This much I know…about John Tomsett’s book on teaching

I am 28 years old, I have been teaching for five years and this much I know about John Tomsett’s book on teaching.

John Tomsett is the headteacher of a large comprehensive school in York. He has been blogging about his experiences on teaching and school leadership for a number of years, leading to him drawing together his thoughts in this book This Much I Know about Love Over Fear: Creating a culture of truly great teaching. Tomsett states his intended audience to be school leaders, but as a classroom teacher myself (albeit with possible leadership aspirations) I found the book truly remarkable and inspiring.

Tomsett stresses the importance of cultures and values. He points out that the single most important factor to all teachers improving their practice is the school culture (p29). This struck a chord with me personally as I have always believed that if you put the correct cultures in place, the rest will follow. Previously I had perhaps looked at the need for a strong culture from a pupil perspective, but it is of course equally important to teachers. We must feel that we can improve, that we will be critically but constructively guided and, most importantly, that we want to improve.

In emphasising a focus on school culture, Tomsett is not naive and readily identifies the potential risks. Two risks in particular stand out: firstly, the risk that you don’t appear to be following the Ofsted model, which many would see as a precarious approach in the current political climate and secondly, that such an approach takes time and therefore the patience of stakeholders, neither of which seem to be abundant in said political climate.

To create a culture for truly great teaching, Tomsett talks about getting the conditions for growth right. This is something he has borrowed from Ken Robinson, who talks about taking an ‘agricultural model of education’ rather than a factory model (p90 and 188). Tomsett discusses the prevalence of fear in many aspects of the educational community at the moment, but recognises that fear destroys workplace culture like nothing else (p89).

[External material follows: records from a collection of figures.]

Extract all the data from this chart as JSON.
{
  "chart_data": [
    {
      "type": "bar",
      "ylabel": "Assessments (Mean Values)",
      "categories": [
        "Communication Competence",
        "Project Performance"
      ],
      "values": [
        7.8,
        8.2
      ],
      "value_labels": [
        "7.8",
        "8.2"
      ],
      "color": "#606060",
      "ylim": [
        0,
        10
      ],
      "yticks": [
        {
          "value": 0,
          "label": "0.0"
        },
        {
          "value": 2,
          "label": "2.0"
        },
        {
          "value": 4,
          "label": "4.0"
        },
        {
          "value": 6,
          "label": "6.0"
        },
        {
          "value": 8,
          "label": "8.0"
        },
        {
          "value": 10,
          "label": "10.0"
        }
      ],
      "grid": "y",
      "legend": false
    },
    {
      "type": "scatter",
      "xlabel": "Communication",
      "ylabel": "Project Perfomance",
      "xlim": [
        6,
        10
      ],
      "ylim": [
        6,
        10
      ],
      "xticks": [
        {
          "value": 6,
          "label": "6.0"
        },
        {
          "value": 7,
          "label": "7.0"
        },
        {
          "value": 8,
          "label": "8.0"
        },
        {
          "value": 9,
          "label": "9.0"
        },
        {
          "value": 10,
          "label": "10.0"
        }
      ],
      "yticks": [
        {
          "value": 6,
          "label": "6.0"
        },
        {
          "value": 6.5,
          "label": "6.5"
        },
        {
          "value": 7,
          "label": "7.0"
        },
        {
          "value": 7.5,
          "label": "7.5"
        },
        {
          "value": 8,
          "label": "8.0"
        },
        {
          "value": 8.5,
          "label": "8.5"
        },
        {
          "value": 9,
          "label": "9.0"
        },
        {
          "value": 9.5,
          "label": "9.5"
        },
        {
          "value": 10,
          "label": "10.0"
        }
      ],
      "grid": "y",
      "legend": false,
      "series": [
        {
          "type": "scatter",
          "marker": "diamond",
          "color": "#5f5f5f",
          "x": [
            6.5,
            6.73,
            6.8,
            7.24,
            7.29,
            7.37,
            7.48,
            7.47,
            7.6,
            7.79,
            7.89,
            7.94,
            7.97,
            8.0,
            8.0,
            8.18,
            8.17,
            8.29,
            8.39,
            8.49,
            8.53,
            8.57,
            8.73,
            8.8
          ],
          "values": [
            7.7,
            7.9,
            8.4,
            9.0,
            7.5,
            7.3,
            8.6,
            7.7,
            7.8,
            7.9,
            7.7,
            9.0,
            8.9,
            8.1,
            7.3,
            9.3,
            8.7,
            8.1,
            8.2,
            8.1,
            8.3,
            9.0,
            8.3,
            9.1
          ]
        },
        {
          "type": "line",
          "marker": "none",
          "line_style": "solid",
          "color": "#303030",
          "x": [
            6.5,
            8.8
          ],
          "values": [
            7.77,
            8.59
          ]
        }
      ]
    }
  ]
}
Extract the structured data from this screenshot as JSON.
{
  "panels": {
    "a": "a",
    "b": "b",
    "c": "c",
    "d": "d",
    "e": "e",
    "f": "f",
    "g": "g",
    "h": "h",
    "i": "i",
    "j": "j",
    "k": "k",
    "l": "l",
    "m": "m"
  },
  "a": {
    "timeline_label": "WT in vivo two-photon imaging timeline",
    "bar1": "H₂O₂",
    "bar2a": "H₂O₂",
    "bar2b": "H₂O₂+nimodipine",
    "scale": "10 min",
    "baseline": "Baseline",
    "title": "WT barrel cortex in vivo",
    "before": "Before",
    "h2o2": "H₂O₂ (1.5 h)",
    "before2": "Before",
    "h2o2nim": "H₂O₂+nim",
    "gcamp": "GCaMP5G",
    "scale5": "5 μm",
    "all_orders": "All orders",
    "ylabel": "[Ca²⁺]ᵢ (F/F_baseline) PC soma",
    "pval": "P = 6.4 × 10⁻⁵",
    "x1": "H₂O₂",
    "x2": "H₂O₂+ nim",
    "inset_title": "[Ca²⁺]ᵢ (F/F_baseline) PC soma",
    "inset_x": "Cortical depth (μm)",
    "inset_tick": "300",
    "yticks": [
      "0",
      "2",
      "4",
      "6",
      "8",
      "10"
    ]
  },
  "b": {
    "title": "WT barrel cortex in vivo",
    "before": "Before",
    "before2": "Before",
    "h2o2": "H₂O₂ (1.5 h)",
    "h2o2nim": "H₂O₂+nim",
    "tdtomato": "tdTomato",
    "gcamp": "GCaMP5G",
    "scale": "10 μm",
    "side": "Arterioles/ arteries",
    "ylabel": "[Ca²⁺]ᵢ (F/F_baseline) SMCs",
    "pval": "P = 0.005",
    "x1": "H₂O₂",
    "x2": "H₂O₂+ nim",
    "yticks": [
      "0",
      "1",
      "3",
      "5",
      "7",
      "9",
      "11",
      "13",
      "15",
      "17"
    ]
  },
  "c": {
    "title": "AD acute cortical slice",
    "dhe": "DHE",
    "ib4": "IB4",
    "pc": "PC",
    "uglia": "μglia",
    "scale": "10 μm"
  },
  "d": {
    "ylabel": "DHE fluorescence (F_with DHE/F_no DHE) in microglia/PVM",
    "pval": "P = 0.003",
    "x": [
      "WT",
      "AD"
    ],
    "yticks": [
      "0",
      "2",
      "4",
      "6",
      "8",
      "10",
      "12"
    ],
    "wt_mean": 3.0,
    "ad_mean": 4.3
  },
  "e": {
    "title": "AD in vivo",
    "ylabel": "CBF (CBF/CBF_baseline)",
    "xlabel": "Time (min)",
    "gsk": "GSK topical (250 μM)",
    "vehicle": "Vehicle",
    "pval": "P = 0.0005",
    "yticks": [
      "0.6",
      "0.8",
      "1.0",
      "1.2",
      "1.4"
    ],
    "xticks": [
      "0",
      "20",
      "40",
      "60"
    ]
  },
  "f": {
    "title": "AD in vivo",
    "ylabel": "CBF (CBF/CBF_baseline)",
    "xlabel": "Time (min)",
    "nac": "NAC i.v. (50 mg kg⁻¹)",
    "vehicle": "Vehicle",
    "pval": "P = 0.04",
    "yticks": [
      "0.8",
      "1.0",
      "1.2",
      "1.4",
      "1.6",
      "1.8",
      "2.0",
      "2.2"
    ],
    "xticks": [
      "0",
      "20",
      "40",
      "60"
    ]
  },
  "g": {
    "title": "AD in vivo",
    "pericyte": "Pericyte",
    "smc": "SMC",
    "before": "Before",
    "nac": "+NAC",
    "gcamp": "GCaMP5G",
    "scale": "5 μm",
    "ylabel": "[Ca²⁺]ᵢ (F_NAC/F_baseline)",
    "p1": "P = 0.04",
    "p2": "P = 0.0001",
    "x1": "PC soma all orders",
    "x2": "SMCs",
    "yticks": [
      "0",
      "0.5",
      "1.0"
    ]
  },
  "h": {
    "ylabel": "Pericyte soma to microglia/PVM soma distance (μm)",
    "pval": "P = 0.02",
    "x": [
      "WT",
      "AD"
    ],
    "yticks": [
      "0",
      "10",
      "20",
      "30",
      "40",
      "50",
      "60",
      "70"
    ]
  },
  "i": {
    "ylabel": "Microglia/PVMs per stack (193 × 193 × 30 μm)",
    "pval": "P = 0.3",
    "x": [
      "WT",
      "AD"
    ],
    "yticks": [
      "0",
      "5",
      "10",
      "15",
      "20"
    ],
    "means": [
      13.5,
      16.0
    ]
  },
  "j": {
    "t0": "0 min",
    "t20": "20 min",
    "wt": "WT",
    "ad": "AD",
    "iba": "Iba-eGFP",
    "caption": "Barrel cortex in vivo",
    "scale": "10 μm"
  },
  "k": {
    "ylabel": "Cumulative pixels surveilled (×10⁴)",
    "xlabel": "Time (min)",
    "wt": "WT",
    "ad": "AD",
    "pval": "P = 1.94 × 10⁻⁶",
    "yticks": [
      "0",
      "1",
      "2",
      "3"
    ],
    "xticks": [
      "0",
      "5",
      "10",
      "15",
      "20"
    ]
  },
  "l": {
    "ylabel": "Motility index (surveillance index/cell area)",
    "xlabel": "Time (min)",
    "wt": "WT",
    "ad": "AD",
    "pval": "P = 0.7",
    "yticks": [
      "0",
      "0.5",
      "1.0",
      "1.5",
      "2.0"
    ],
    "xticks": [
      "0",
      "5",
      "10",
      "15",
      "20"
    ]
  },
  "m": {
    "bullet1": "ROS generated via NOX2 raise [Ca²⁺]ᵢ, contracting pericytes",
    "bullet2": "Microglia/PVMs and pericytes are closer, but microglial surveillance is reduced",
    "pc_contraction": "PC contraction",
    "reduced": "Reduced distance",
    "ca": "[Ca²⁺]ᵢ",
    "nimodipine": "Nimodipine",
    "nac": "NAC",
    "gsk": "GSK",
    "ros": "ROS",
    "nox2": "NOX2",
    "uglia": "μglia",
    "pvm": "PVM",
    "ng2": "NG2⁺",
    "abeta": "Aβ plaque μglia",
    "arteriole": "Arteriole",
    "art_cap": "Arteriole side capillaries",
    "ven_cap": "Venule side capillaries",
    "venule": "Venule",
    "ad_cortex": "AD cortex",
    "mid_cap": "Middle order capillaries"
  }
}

A key part of a positive school culture is about teachers’ relationships with students and that by improving those relationships, you improve teaching and learning (p97).

Instead of a climate of fear, Tomsett has tried to create a culture of reflective practice. To do this he explains that in his school, they make the subtle but incredibly powerful distinction that the emphasis needs to be on teaching and not on teachers – it is not about the person, but what they are doing (p12). This depersonalises all conversations about improvement and avoids people taking offence. In another point which perhaps goes against the prevailing wind in education at the moment, Tomsett discusses how comment-only feedback is recognised as a powerful tool for students and goes on to question why this is not the case for teachers.

Tomsett recognises that a school’s greatest resource is teachers and that teachers greatest resource is time. Therefore he makes sure that professional development is a part of all of his staff’s routine, but that it is worthwhile and not onerous. All of his school’s CPD is in-house, co-ordinated by one of his leadership team whose title is ‘Head of Research’. Tomsett sees the value of research but realises that it must be tailored to his school and staff, so established a role focused on doing just that. He also says that staff must come first, before students, as a well motivated staff is better for students.

Tomsett is clearly a very driven individual and the autobiographical elements of the book give you an appreciation of why. Thanks to his own working class background which Tomsett describes in the book, he is clearly morally driven as a teacher and school leader, with a full appreciation of the role of schools in social mobility. I think my favourite, mantra-like quote in the whole book is ‘a good education allows you to choose your path in life, and I don’t want one single student of mine to ever wonder what they’ve missed because they haven’t had a choice’ (p4). He goes on to say that to be any good at teaching it has to matter to you ‘in your chest’ (p36). This reminded me of the leaving speech of a colleague a few years ago who said that when you realise that your heart is no longer in the classroom, with the kids, then it is time to go because to stay would be unfair to the children.

John Tomsett has written a wonderful book in which he also discusses Dweck’s growth mindset, lesson planning and literacy. It is a wonderful read for anybody involved in education, far beyond current school leaders. Once I had read the book on a transatlantic flight, I leant it to a colleague in America who has worked as a school counsellor for over two decades. She found it an enlightened read, which had so much in common with the very best practice that she had heard about from the best school systems in the USA.

It is one of my favourite books on education. It will have a place on my bookshelf for the rest of my career, except when I am lending it to more colleagues!